Since Australia has signed a pact with the US and UK on eight nuclear-powered conventional attack submarines, or SSNs, to deter China in the Indo-Pacific, India must also reconsider its 1999 plan for conventional submarines and move quickly towards nuclear-powered submarines pass over. Surface vessels.

While India has submitted a request for information (RFI) for six new diesel attack submarines with air-independent propulsion for an extended period of time as part of Project 75I, the rapidly changing security scenario in the Indo-Pacific is calling for the Modi government to revise the plan of three SSNs on the front burner. India currently has one ballistic missile that fires a nuclear submarine, or SSBN, INS Arihant, and another, INS Arighat, which can be commissioned next year. It doesn’t have a conventional nuclear submarine, but the situation will change in 2025.

Although the French in Australia are understandably dissatisfied for unilaterally foiling the $ 50 billion deal with the Naval Group to sell 12 AIP-equipped diesel submarines for SSNs as part of the newly unveiled AUKUS-Anglo-Saxon -Build pacts, stronger response. The SSNs are limited only by the food supply and the mental framework of their crew and can patrol with access to the sea for more than 45 days. In short, Australia, which, like India and Japan, is at the end of the belligerent Chinese, may deter the powerful PLA Navy, which has a number of SSNs and SSBNs and is getting longer sea routes every day.

In this context, India’s national security planners also need to reconsider Project 75 I and Project 76, a continuation of the previous one, and move on to Project 77 or the SSN Project. With submarines taking at least a decade off the drawing board, India must prepare for a time when Chinese aircraft carriers and SSNs will patrol the Indian Ocean (IOR) region apart from other global players.

It is not that the Modi government is stuck watching the evolving security situation in the maritime dimension. With the new INS Vikrant aircraft carrier, INS Arighat SSBN, six new Kalvari-class diesel attack submarines and Vishakhapatnam-class destroyers, the Indian Navy will be a very strong force in the Indo-Pacific by 2025.

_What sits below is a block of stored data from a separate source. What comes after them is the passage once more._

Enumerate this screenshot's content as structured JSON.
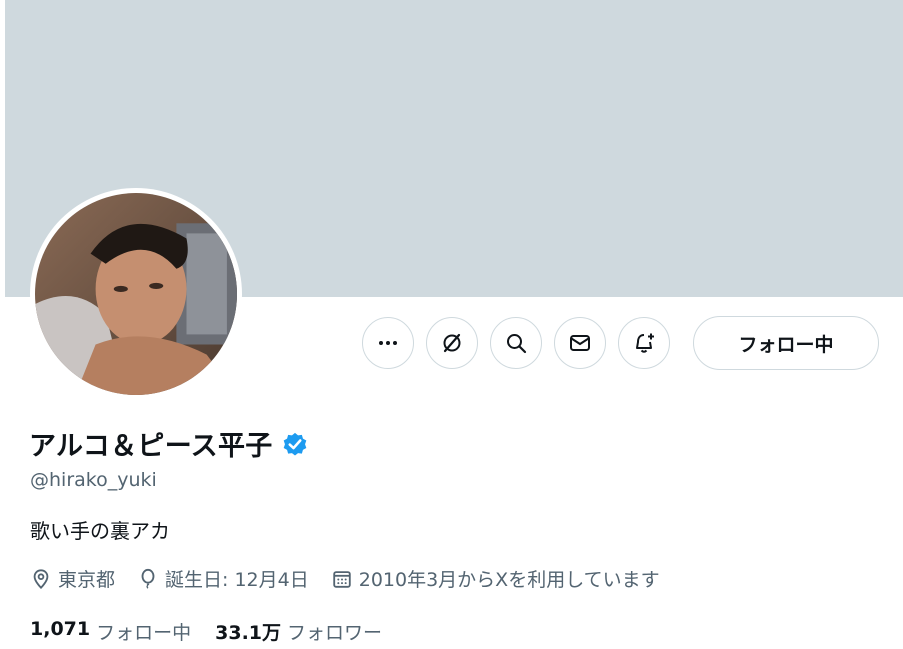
{
  "profile": {
    "name": "アルコ＆ピース平子",
    "handle": "@hirako_yuki",
    "bio": "歌い手の裏アカ",
    "location": "東京都",
    "birthday": "誕生日: 12月4日",
    "joined": "2010年3月からXを利用しています",
    "verified": true
  },
  "stats": {
    "following_count": "1,071",
    "following_label": "フォロー中",
    "followers_count": "33.1万",
    "followers_label": "フォロワー"
  },
  "actions": {
    "follow_label": "フォロー中",
    "icons": [
      "more-icon",
      "grok-icon",
      "search-icon",
      "mail-icon",
      "notification-add-icon"
    ]
  },
  "colors": {
    "banner": "#cfd9de",
    "secondary_text": "#536471",
    "verified": "#1d9bf0"
  }
}
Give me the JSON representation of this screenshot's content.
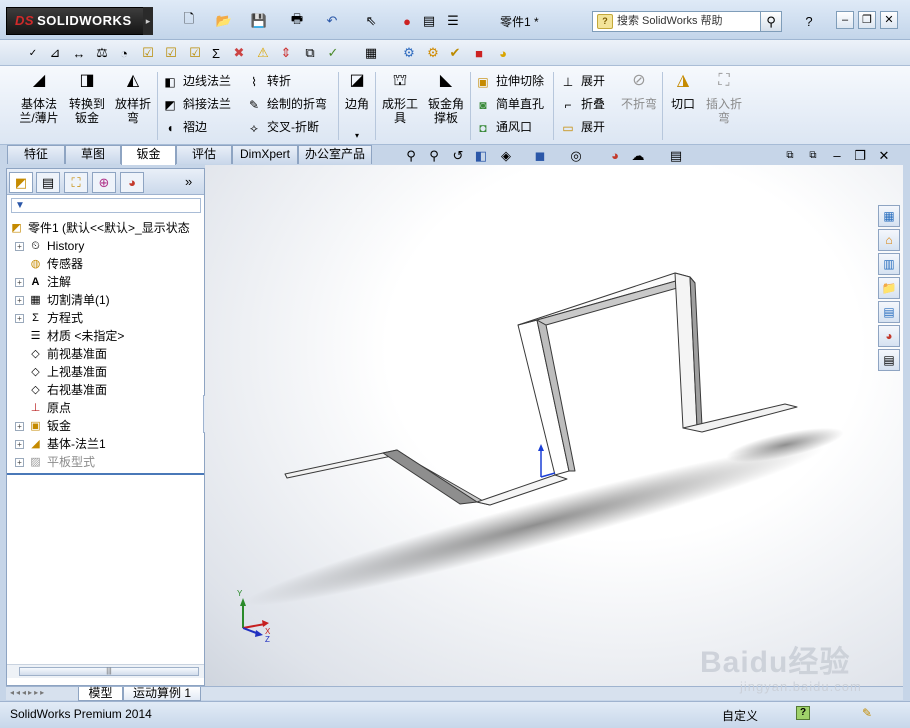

With the US ready to sell armed Predator drones, the Aegis integrated combat system and the Tomahawk cruise missiles to India, the Modi government has ample opportunity to project power in the Indo-Pacific. India’s main ally, France, stands ready to help design and build SSNs as well as upgrade the capabilities of the Indian military beyond the horizon.

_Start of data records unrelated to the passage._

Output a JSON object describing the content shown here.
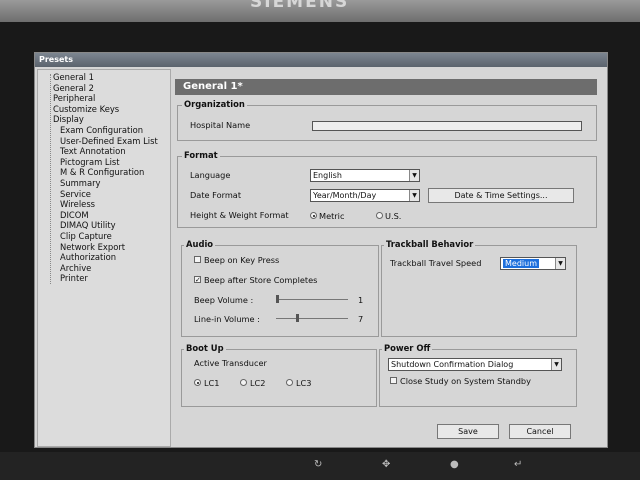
{
  "bezel": {
    "brand": "SIEMENS"
  },
  "window": {
    "title": "Presets"
  },
  "tree": {
    "items": [
      "General 1",
      "General 2",
      "Peripheral",
      "Customize Keys",
      "Display",
      "Exam Configuration",
      "User-Defined Exam List",
      "Text Annotation",
      "Pictogram List",
      "M & R Configuration",
      "Summary",
      "Service",
      "Wireless",
      "DICOM",
      "DIMAQ Utility",
      "Clip Capture",
      "Network Export",
      "Authorization",
      "Archive",
      "Printer"
    ]
  },
  "header": {
    "title": "General 1*"
  },
  "organization": {
    "legend": "Organization",
    "hospital_label": "Hospital Name",
    "hospital_value": ""
  },
  "format": {
    "legend": "Format",
    "language_label": "Language",
    "language_value": "English",
    "date_label": "Date Format",
    "date_value": "Year/Month/Day",
    "datetime_button": "Date & Time Settings...",
    "hw_label": "Height & Weight Format",
    "hw_options": [
      "Metric",
      "U.S."
    ],
    "hw_selected": "Metric"
  },
  "audio": {
    "legend": "Audio",
    "beep_key": "Beep on Key Press",
    "beep_key_checked": false,
    "beep_store": "Beep after Store Completes",
    "beep_store_checked": true,
    "beep_volume_label": "Beep Volume :",
    "beep_volume": "1",
    "linein_label": "Line-in Volume :",
    "linein_volume": "7"
  },
  "trackball": {
    "legend": "Trackball Behavior",
    "speed_label": "Trackball Travel Speed",
    "speed_value": "Medium"
  },
  "bootup": {
    "legend": "Boot Up",
    "transducer_label": "Active Transducer",
    "options": [
      "LC1",
      "LC2",
      "LC3"
    ],
    "selected": "LC1"
  },
  "poweroff": {
    "legend": "Power Off",
    "mode_value": "Shutdown Confirmation Dialog",
    "close_study": "Close Study on System Standby",
    "close_study_checked": false
  },
  "actions": {
    "save": "Save",
    "cancel": "Cancel"
  },
  "colors": {
    "titlebar": "#5b636d",
    "selection": "#1d6fdc",
    "header": "#6d6d6d"
  },
  "hardware_icons": [
    "power-cycle-icon",
    "trackball-icon",
    "dot-icon",
    "back-icon"
  ]
}
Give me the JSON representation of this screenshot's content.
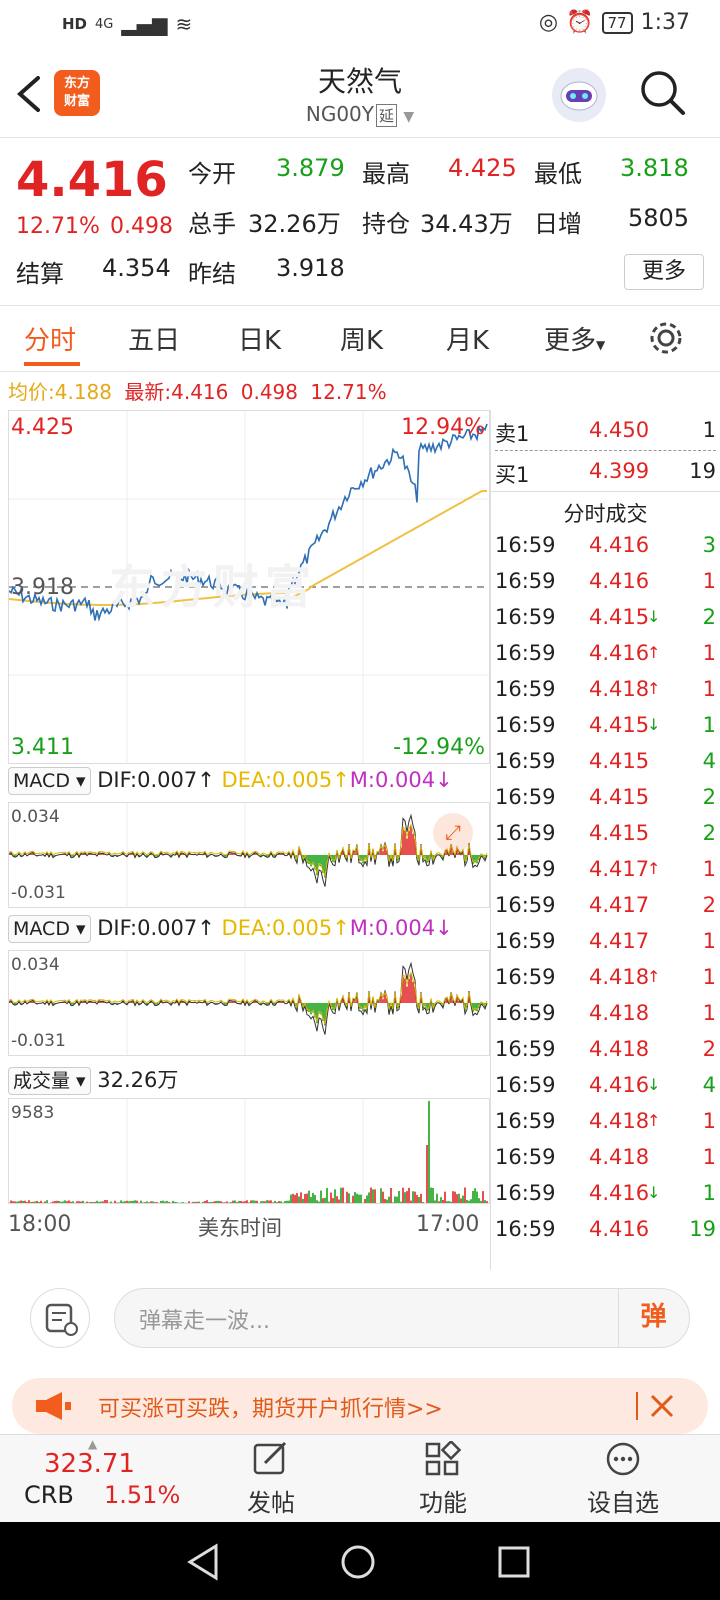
{
  "status_bar": {
    "left_icons": [
      "HD",
      "4G"
    ],
    "battery": "77",
    "time": "1:37"
  },
  "header": {
    "logo_line1": "东方",
    "logo_line2": "财富",
    "title": "天然气",
    "code": "NG00Y",
    "tag": "延"
  },
  "quote": {
    "price": "4.416",
    "change_pct": "12.71%",
    "change_val": "0.498",
    "open_label": "今开",
    "open": "3.879",
    "high_label": "最高",
    "high": "4.425",
    "low_label": "最低",
    "low": "3.818",
    "volume_label": "总手",
    "volume": "32.26万",
    "oi_label": "持仓",
    "oi": "34.43万",
    "daily_inc_label": "日增",
    "daily_inc": "5805",
    "settle_label": "结算",
    "settle": "4.354",
    "prev_settle_label": "昨结",
    "prev_settle": "3.918",
    "more_label": "更多"
  },
  "tabs": [
    "分时",
    "五日",
    "日K",
    "周K",
    "月K",
    "更多"
  ],
  "infoline": {
    "avg_label": "均价:",
    "avg": "4.188",
    "latest_label": "最新:",
    "latest": "4.416",
    "chg": "0.498",
    "pct": "12.71%"
  },
  "main_chart": {
    "high_label": "4.425",
    "high_pct": "12.94%",
    "mid_label": "3.918",
    "low_label": "3.411",
    "low_pct": "-12.94%",
    "watermark": "东方财富"
  },
  "macd1": {
    "selector": "MACD",
    "dif": "DIF:0.007",
    "dea": "DEA:0.005",
    "m": "M:0.004",
    "top": "0.034",
    "bottom": "-0.031"
  },
  "macd2": {
    "selector": "MACD",
    "dif": "DIF:0.007",
    "dea": "DEA:0.005",
    "m": "M:0.004",
    "top": "0.034",
    "bottom": "-0.031"
  },
  "volume": {
    "selector": "成交量",
    "total": "32.26万",
    "max": "9583"
  },
  "time_axis": {
    "start": "18:00",
    "middle": "美东时间",
    "end": "17:00"
  },
  "orderbook": {
    "sell_label": "卖1",
    "sell_price": "4.450",
    "sell_qty": "1",
    "buy_label": "买1",
    "buy_price": "4.399",
    "buy_qty": "19",
    "trades_title": "分时成交"
  },
  "trades": [
    {
      "time": "16:59",
      "price": "4.416",
      "qty": "3",
      "arrow": "",
      "qty_color": "#18a018"
    },
    {
      "time": "16:59",
      "price": "4.416",
      "qty": "1",
      "arrow": "",
      "qty_color": "#e02424"
    },
    {
      "time": "16:59",
      "price": "4.415",
      "qty": "2",
      "arrow": "↓",
      "qty_color": "#18a018"
    },
    {
      "time": "16:59",
      "price": "4.416",
      "qty": "1",
      "arrow": "↑",
      "qty_color": "#e02424"
    },
    {
      "time": "16:59",
      "price": "4.418",
      "qty": "1",
      "arrow": "↑",
      "qty_color": "#e02424"
    },
    {
      "time": "16:59",
      "price": "4.415",
      "qty": "1",
      "arrow": "↓",
      "qty_color": "#18a018"
    },
    {
      "time": "16:59",
      "price": "4.415",
      "qty": "4",
      "arrow": "",
      "qty_color": "#18a018"
    },
    {
      "time": "16:59",
      "price": "4.415",
      "qty": "2",
      "arrow": "",
      "qty_color": "#18a018"
    },
    {
      "time": "16:59",
      "price": "4.415",
      "qty": "2",
      "arrow": "",
      "qty_color": "#18a018"
    },
    {
      "time": "16:59",
      "price": "4.417",
      "qty": "1",
      "arrow": "↑",
      "qty_color": "#e02424"
    },
    {
      "time": "16:59",
      "price": "4.417",
      "qty": "2",
      "arrow": "",
      "qty_color": "#e02424"
    },
    {
      "time": "16:59",
      "price": "4.417",
      "qty": "1",
      "arrow": "",
      "qty_color": "#e02424"
    },
    {
      "time": "16:59",
      "price": "4.418",
      "qty": "1",
      "arrow": "↑",
      "qty_color": "#e02424"
    },
    {
      "time": "16:59",
      "price": "4.418",
      "qty": "1",
      "arrow": "",
      "qty_color": "#e02424"
    },
    {
      "time": "16:59",
      "price": "4.418",
      "qty": "2",
      "arrow": "",
      "qty_color": "#e02424"
    },
    {
      "time": "16:59",
      "price": "4.416",
      "qty": "4",
      "arrow": "↓",
      "qty_color": "#18a018"
    },
    {
      "time": "16:59",
      "price": "4.418",
      "qty": "1",
      "arrow": "↑",
      "qty_color": "#e02424"
    },
    {
      "time": "16:59",
      "price": "4.418",
      "qty": "1",
      "arrow": "",
      "qty_color": "#e02424"
    },
    {
      "time": "16:59",
      "price": "4.416",
      "qty": "1",
      "arrow": "↓",
      "qty_color": "#18a018"
    },
    {
      "time": "16:59",
      "price": "4.416",
      "qty": "19",
      "arrow": "",
      "qty_color": "#18a018"
    }
  ],
  "danmu": {
    "placeholder": "弹幕走一波...",
    "send_label": "弹"
  },
  "banner": {
    "text": "可买涨可买跌，期货开户抓行情>>"
  },
  "toolbar": {
    "index_value": "323.71",
    "index_name": "CRB",
    "index_pct": "1.51%",
    "post": "发帖",
    "func": "功能",
    "watch": "设自选"
  },
  "colors": {
    "accent": "#f25c1d",
    "up": "#e02424",
    "down": "#18a018",
    "avg_line": "#f0c040",
    "price_line": "#2f6fb5"
  }
}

Just as the US, India and Australia are focusing on the Indo-Pacific, the new Japanese leadership is also shedding its pacifist approach to the Chinese Communist Party’s (CCP) wolf warriors. The emerging leaders of the Liberal Democratic Party (LDP) after Prime Minister Yoshihide Suga are conservative and nationalistic. Instead of being pushed around by Beijing, Japan is ready to team up with Quad partners to secure the Indo-Pacific.

The AUKUS pact will not remain without safety aspects for the quad partners, as there is a possibility that China will build an SSN for its customer Pakistan, citing the handover of the nuclear reactor under AUKUS to Australia. This will create greater security problems for India and other IOR countries. It is time for India to reconsider its deterrent capabilities and for the Indian Navy to think beyond Karachi.